Lo stesso sovrano Jabalah si convertì attorno al 638, ma poco dopo ritrattò. Le leggende dicono che la causa di questo cambio di rotta fu il fatto che, durante un pellegrinaggio alla Mecca, si fosse visto trattare come un qualsiasi pellegrino e non come un grande re dopo uno screzio con un mendicante, ma non abbiamo prove certe che questa versione sia corretta; è più probabile che vedesse la sua autorità eccessivamente minata dai nuovi arrivati o che, molto semplicemente, si fosse convertito per pura convenienza temendo ritorsioni ma, una volta calmate le acque, fosse tornato alla sua fede effettiva.


È bene anche notare come Islam e Cristianesimo non fossero religioni rigidamente separate, come nei secoli successivi, e che la questione religiosa era, in un certo senso, porosa.

Dopo l'abiura, Jabalha e 30.000 ghassanidi lasciarono le loro terre e si diressero in Asia Minore, dove furono accolto con entusiasmo dall'impero, e dove costituirono un governo in esilio. Vista la mole di persone, è quasi certo che i Ghassanidi abbiano chiesto il permesso di andarsene e che i musulmani abbiano acconsentito, come del resto fecero anche per gli abitanti di altre città, per esempio Gerusalemme.


Finiva così il regno dei Ghassanidi, che avevano controllato e salvaguardato la frontiera araba dell'impero romano per quasi 400 anni.

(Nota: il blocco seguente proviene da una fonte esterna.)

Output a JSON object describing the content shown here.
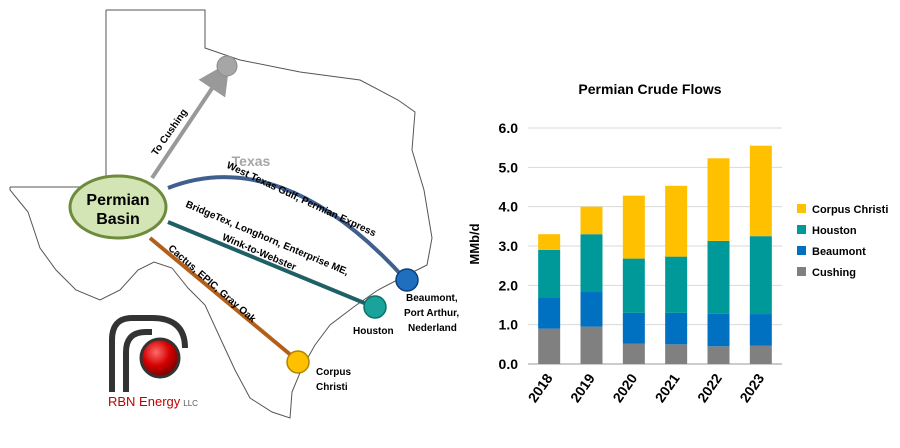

Benchè i Ghassanidi non riuscirono mai più a riconquistare le loro terre ancestrali, la loro eredità culturale, politica e storica rimase e divenne parte dell'impero romano. Circa due secoli dopo la migrazione, un discendente dei re ghassanidi, Niceforo il Logoteta, riuscì a diventare imperatore dei Romani, benchè finì tragicamente ucciso in battaglia dai Bulgari.

I Ghassanidi che migrarono finirono per essere assimilati totalmente nel sistema dell'impero romano, adottando il greco come lingua principale e la fede calcedoniana.